12.7. Severability. In the event that any provision, or
portion thereof, is held to be unenforceable by final order of any
court of competent jurisdiction, such provision, or portion thereof,
shall be severed herefrom without effecting the validity or
enforceability of the remaining provisions.
12.8. Governing Law. This Agreement shall be governed by and
construed in accordance with the laws of the State of Minnesota,
without application of its conflict of laws provisions.
13. Dispute Resolution.
13.1. Sparta and Rupari have entered into this Agreement in
good faith and in the belief that it is mutually advantageous to them.
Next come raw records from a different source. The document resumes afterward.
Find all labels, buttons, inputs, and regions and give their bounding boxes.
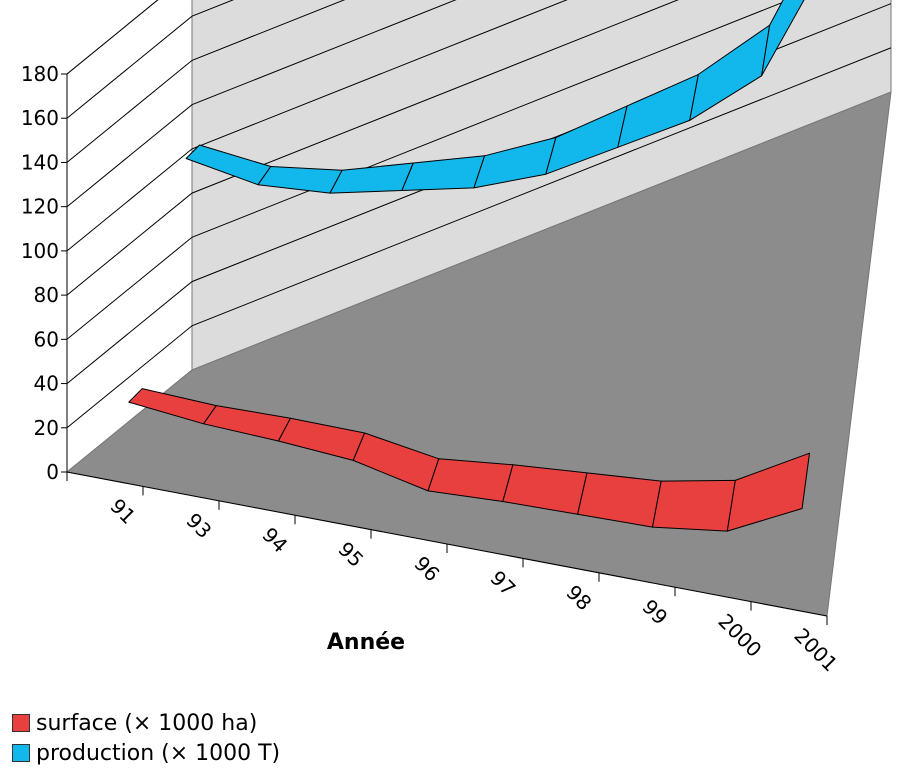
gridline [66, 47, 892, 429]
x-tick-label: 91 [105, 494, 140, 529]
series-segment [726, 452, 810, 532]
x-axis-title: Année [327, 630, 405, 655]
y-tick-label: 60 [34, 327, 59, 351]
gridline [66, 0, 457, 208]
series-segment [761, 0, 805, 77]
y-tick-label: 0 [46, 460, 59, 484]
chart-3d-line: 0 20 40 60 80 100 120 140 160 180 91 93 94 95 96 97 98 9… [21, 0, 892, 676]
legend-item-surface: surface (× 1000 ha) [12, 708, 280, 738]
y-axis-ticks: 0 20 40 60 80 100 120 140 160 180 [21, 62, 68, 484]
legend-label-surface: surface (× 1000 ha) [36, 710, 258, 736]
y-tick-label: 40 [34, 372, 59, 396]
x-tick-label: 98 [561, 580, 596, 615]
legend-swatch-production [12, 744, 30, 762]
legend-label-production: production (× 1000 T) [36, 740, 281, 766]
x-tick-label: 99 [637, 595, 672, 630]
y-tick-label: 140 [21, 150, 59, 174]
x-tick-label: 94 [257, 523, 292, 558]
gridline [66, 0, 568, 252]
gridline [66, 0, 346, 163]
y-tick-label: 100 [21, 239, 59, 263]
x-tick-label: 95 [333, 537, 368, 572]
y-tick-label: 80 [34, 283, 59, 307]
x-tick-label: 93 [181, 508, 216, 543]
gridline [66, 0, 159, 75]
y-tick-label: 120 [21, 195, 59, 219]
series-segment [652, 479, 736, 532]
x-tick-label: 2001 [789, 623, 842, 676]
y-tick-label: 180 [21, 62, 59, 86]
x-tick-label: 97 [485, 566, 520, 601]
x-tick-label: 96 [409, 551, 444, 586]
gridline [66, 0, 235, 119]
gridline [66, 0, 679, 296]
y-tick-label: 20 [34, 416, 59, 440]
y-tick-label: 160 [21, 106, 59, 130]
x-tick-label: 2000 [713, 609, 766, 662]
series-ribbons [128, 0, 810, 532]
legend-swatch-surface [12, 714, 30, 732]
series-0 [128, 388, 810, 532]
legend-item-production: production (× 1000 T) [12, 738, 280, 768]
series-1 [185, 0, 805, 194]
legend: surface (× 1000 ha) production (× 1000 T… [12, 708, 280, 768]
gridline [66, 0, 791, 340]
It is with that same spirit of cooperation that these parties pledge to
attempt to resolve any dispute amicably, without the necessity of
litigation. Accordingly, the parties agree that if any dispute
("Dispute") arises between them concerning this Agreement, other than
an action to enjoin the unauthorized disclosure of confidential or
proprietary information, the parties will make a good faith attempt to
resolve the Dispute by alternative dispute resolution (ADR) prior to
commencing any legal action to interpret or enforce this Agreement. The
ADR procedures set forth in this Article 13 apply strictly to disputes
arising directly out of each party's obligations set forth in this
Agreement.
13.2. Without limiting the scope or method of ADR to be
employed by subsequent mutual agreement, the parties agree and commit
to the following efforts at a minimum:
i. The party seeking to initiate the ADR (the
"Initiating Party") shall give written notice to the other
party or parties involved in the dispute. The notice must
describe in general terms the nature of the Dispute and the
Initiating Party's claim for relief and identifying one or
more individuals with authority to settle the Dispute on such
party's behalf. The party receiving such notice (the
"Responding Party") shall have ten (10) days within which to
designate one or more individuals with authority to settle the
Dispute on such Party's behalf. (The individuals so designated
shall be known as the "Authorized Individuals").
ii. The Authorized Individuals shall meet promptly,
but in no event later than thirty (30) days from the date of
the Notice of Dispute. If the Dispute has not been resolved
within thirty (30) days from the date of their initial
meeting, the Initiating Party or Responding Party may request
that ADR be ended in which case the parties may then pursue
available legal remedies.
iii. ADR attempts under this Agreement are considered
a compromise negotiation for purposes of the Federal and State
Rules of Evidence and shall constitute privileged
communication. The entire ADR process is confidential and no
stenographic, visual or audio record will be made.
13.3. All conduct, statements, promises offers, views and
opinions, whether oral or written, made in the course of the ADR
process by any party, by their agents, employees, representatives or
other invitees and by the mediator are confidential and shall, in
addition and where appropriate, be deemed to be privileged. Such
conducts, statements, promises, offers, views and opinions shall not be
discoverable or admissible for any purposes including impeachment, in
any litigation or other proceeding involving the parties, and shall not
be disclosed to anyone not an agent, employee, expert, witness or
representative of any of the parties; provided, however, that evidence
otherwise discoverable or admissible shall not be excluded from
discovery or admission as a result of its use in the mediation.
The parties have executed this Agreement, in the manner appropriate to
each, to be effective as of the date on the first page hereof.
SPARTA FOODS, INC. RUPARI FOOD SERVICE, INC.